The exciting and encouraging thing that can be seen in these roles as well is that when true life-on-life developments occur both parties are open to the opportunity to change. Whether it's Genie being freed from the lamp, Daniel Hillard having the opportunity to be with his children, or Parry getting the holy grail, the change-maker is changed as well.


Jeff Reed said...

personally, I can say I was at Inspiration Overload everytime I heard him say....


Paula said...

Community. I don't mean "where you live", but rather "how you live". That is community to me, and I agree with you, that the interconnectedness of lives meaningfully shared is the truest way to experience God's kingdom. Iron sharpens iron, ideas about love have to become reality or you won't survive...there is no room for faking it when you live for other people.

I won't make a list of fave Williams films. You've all done a great job of that for me. LOL!

Terence Towles Canote said...

I think this is true of many of Robin Williams' roles. Indeed, he goes through such a transformation in What Dreams May Come, even if it is after his death.

AK said...

Ok, so RV was all about deep interconnectivity and relationships. I'm just sayin'... Don't hate on it.

(I really didn't love RV but Anthony has been pushing me to antagonize you...I think it is very interesting how many of Willims' roles have that type of theme.)

JOEmeow said...

The reason I really love Robin's performance in Death to Smoochy is because if you knew him in real life, he's a lot like that, and he fits the role perfectly.

He's actually a good family friend of mine, I met him when I was really little and I remember him being this really silly guy my parents knew and then as I got older I realized who he was and thought that was really cool that we know him.

Out Of Jersey said...

I agree that we are on a major overload of inspiration, but what other options do we have? quite frankly I enjoy dark comedies.

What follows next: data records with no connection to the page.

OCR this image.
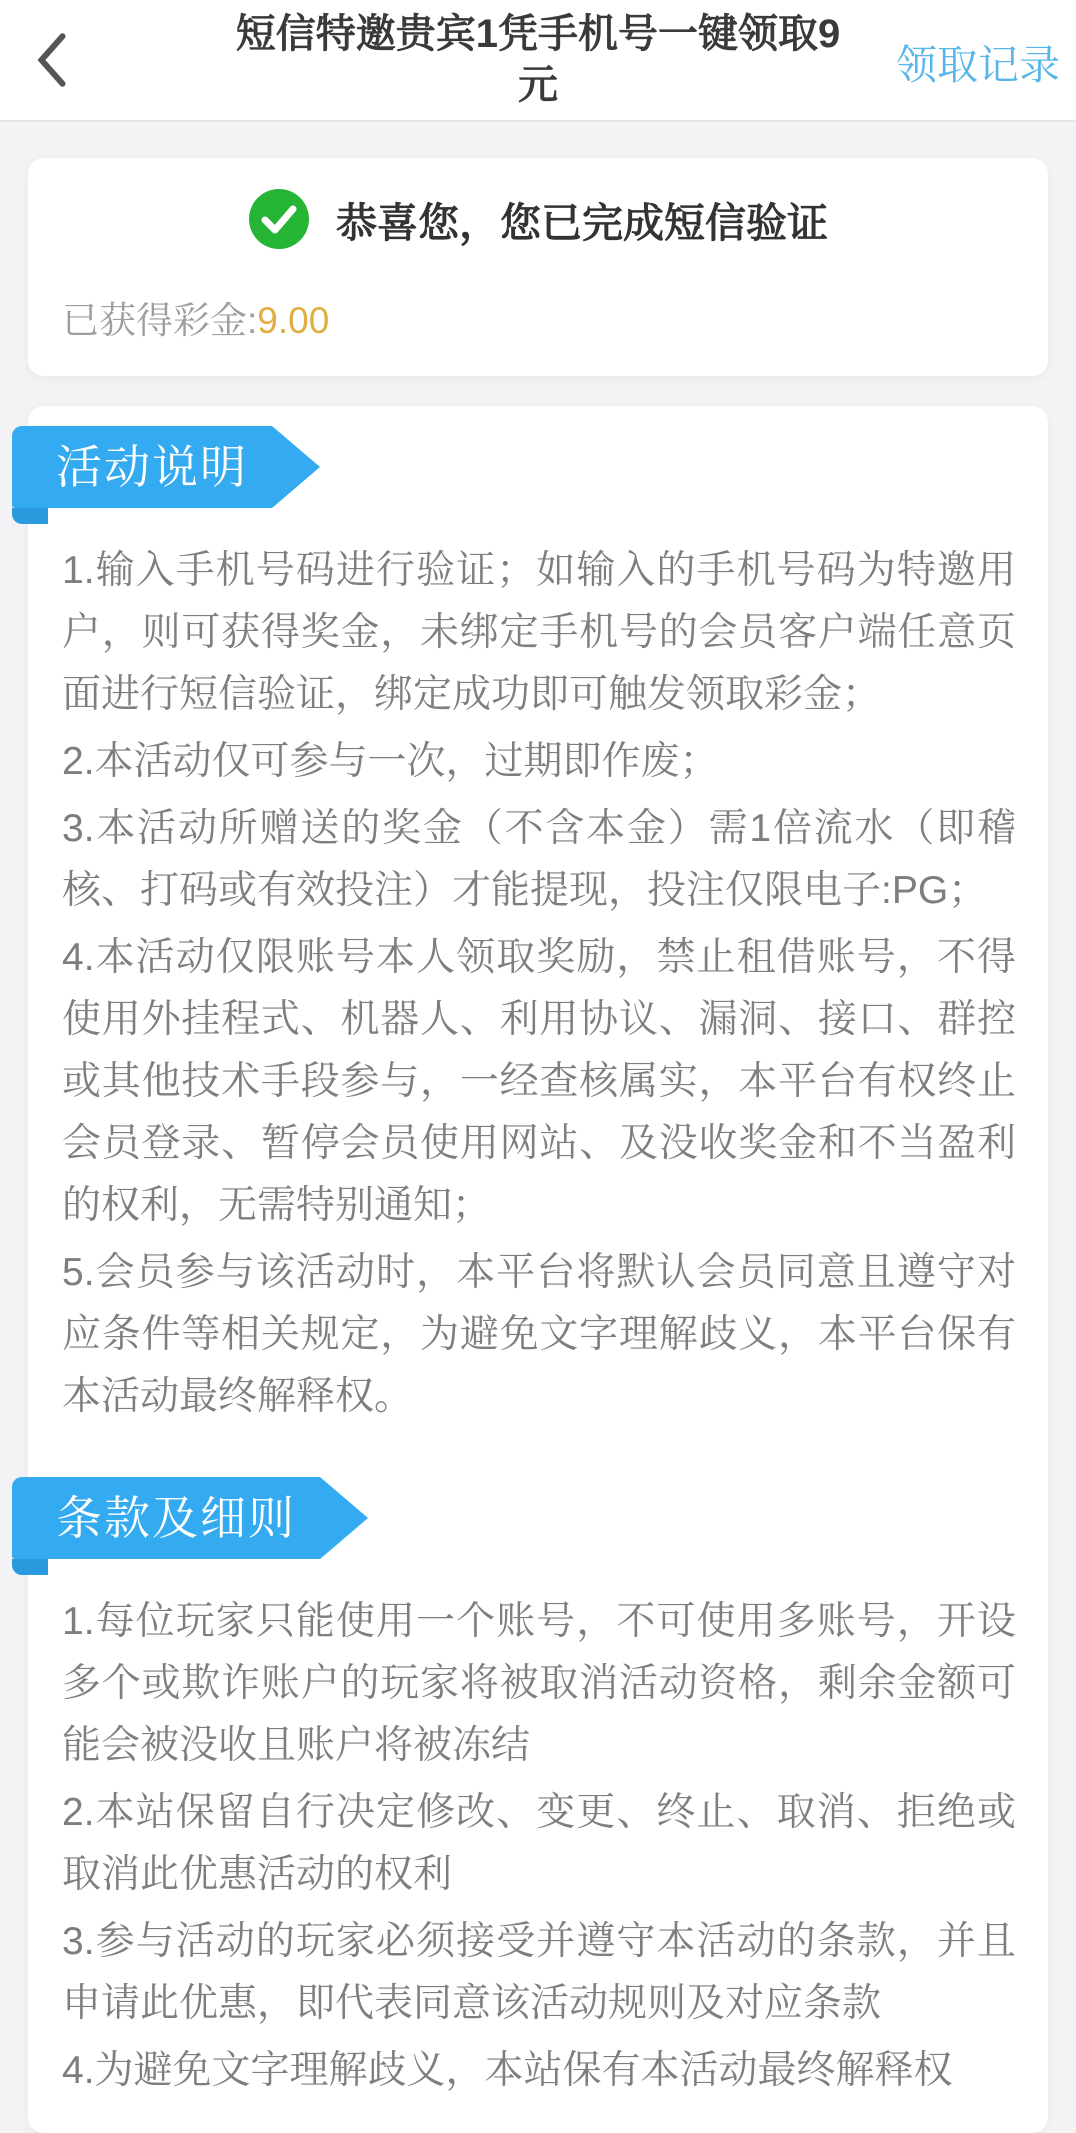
短信特邀贵宾1凭手机号一键领取9元	领取记录
恭喜您，您已完成短信验证
已获得彩金:9.00
活动说明

1.输入手机号码进行验证；如输入的手机号码为特邀用户，则可获得奖金，未绑定手机号的会员客户端任意页面进行短信验证，绑定成功即可触发领取彩金；

2.本活动仅可参与一次，过期即作废；

3.本活动所赠送的奖金（不含本金）需1倍流水（即稽核、打码或有效投注）才能提现，投注仅限电子:PG；

4.本活动仅限账号本人领取奖励，禁止租借账号，不得使用外挂程式、机器人、利用协议、漏洞、接口、群控或其他技术手段参与，一经查核属实，本平台有权终止会员登录、暂停会员使用网站、及没收奖金和不当盈利的权利，无需特别通知；

5.会员参与该活动时，本平台将默认会员同意且遵守对应条件等相关规定，为避免文字理解歧义，本平台保有本活动最终解释权。

条款及细则

1.每位玩家只能使用一个账号，不可使用多账号，开设多个或欺诈账户的玩家将被取消活动资格，剩余金额可能会被没收且账户将被冻结

2.本站保留自行决定修改、变更、终止、取消、拒绝或取消此优惠活动的权利

3.参与活动的玩家必须接受并遵守本活动的条款，并且申请此优惠，即代表同意该活动规则及对应条款

4.为避免文字理解歧义，本站保有本活动最终解释权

And I got a question for you. A co-worker and i were wondering if there were ever a movie where the bad guy wins and the good guy loses? I can think of one.

RC said...

wow jeff, i guess that means you were hitting info overload pretty early on...scary :-)

paula, i agree God's kingdom is/can only be experienced on this earth with others.

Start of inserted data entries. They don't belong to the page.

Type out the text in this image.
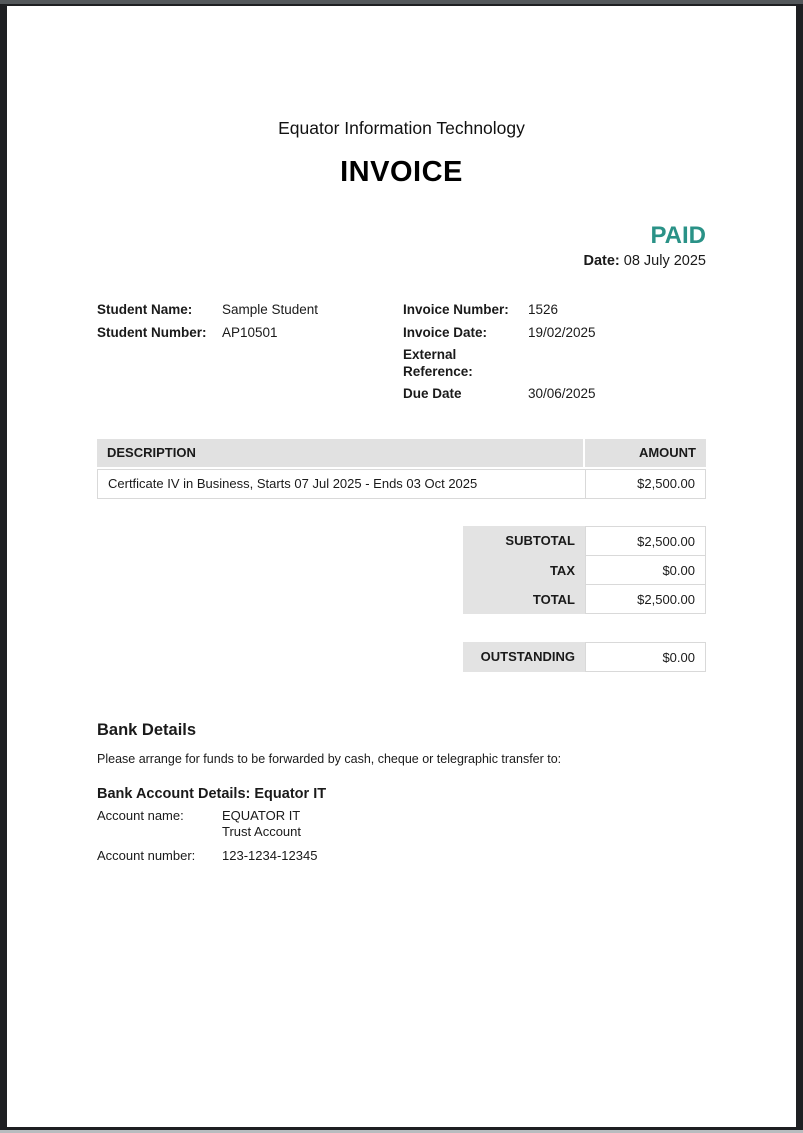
Equator Information Technology
INVOICE
PAID
Date: 08 July 2025
Student Name:	Sample Student
Student Number:	AP10501
Invoice Number:	1526
Invoice Date:	19/02/2025
External Reference:
Due Date	30/06/2025
DESCRIPTION	AMOUNT
Certficate IV in Business, Starts 07 Jul 2025 - Ends 03 Oct 2025	$2,500.00
SUBTOTAL	$2,500.00
TAX	$0.00
TOTAL	$2,500.00
OUTSTANDING	$0.00
Bank Details
Please arrange for funds to be forwarded by cash, cheque or telegraphic transfer to:
Bank Account Details: Equator IT
Account name:	EQUATOR IT
Trust Account
Account number:	123-1234-12345
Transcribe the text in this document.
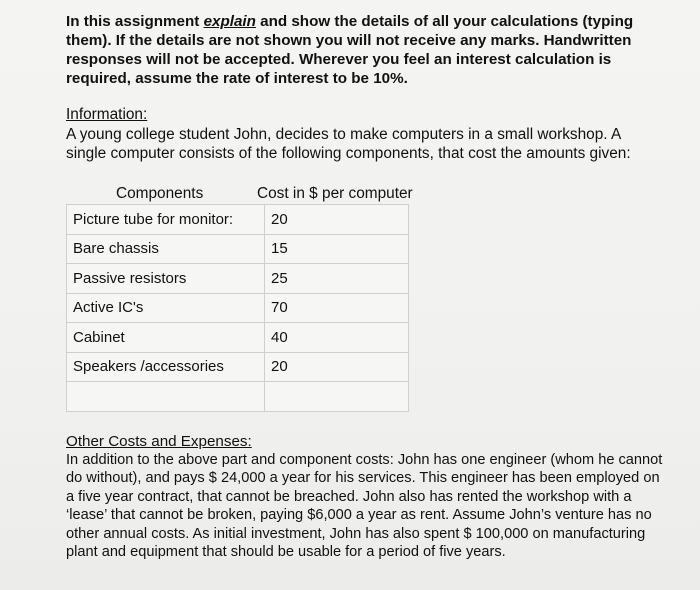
In this assignment explain and show the details of all your calculations (typing them). If the details are not shown you will not receive any marks. Handwritten responses will not be accepted. Wherever you feel an interest calculation is required, assume the rate of interest to be 10%.

Information:

A young college student John, decides to make computers in a small workshop. A single computer consists of the following components, that cost the amounts given:

Components	Cost in $ per computer
Picture tube for monitor:	20
Bare chassis	15
Passive resistors	25
Active IC's	70
Cabinet	40
Speakers /accessories	20

Other Costs and Expenses:

In addition to the above part and component costs: John has one engineer (whom he cannot do without), and pays $ 24,000 a year for his services. This engineer has been employed on a five year contract, that cannot be breached. John also has rented the workshop with a ‘lease’ that cannot be broken, paying $6,000 a year as rent. Assume John’s venture has no other annual costs. As initial investment, John has also spent $ 100,000 on manufacturing plant and equipment that should be usable for a period of five years.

mercurie, you're right the transformation he experiences in what dreams may come is significant, and as you say it impacts his own life, and in a spiritual sense deeply impacts the eternity that he and his wife experience.

ak, anthony can antagonize me all day...bring it on!

joemeow...i don't know what to think...robin williams is most like his death to smootchy character???? that's cool you know him.

cube, as far as good guy, bad guy stuff...it just depends on how you look at it. Think about the two versions of Oceans 11. In the original version it was a good ending when the rat pack got in trouble at the end of their heist (they were committing a crime) and so in essence the bad guys lost. but in the modern retailing the "bad guys" are who a modern audience is rooting for, and in essence they win when they are not caught at the end of the heist. But in reality...didn't the bad guys win?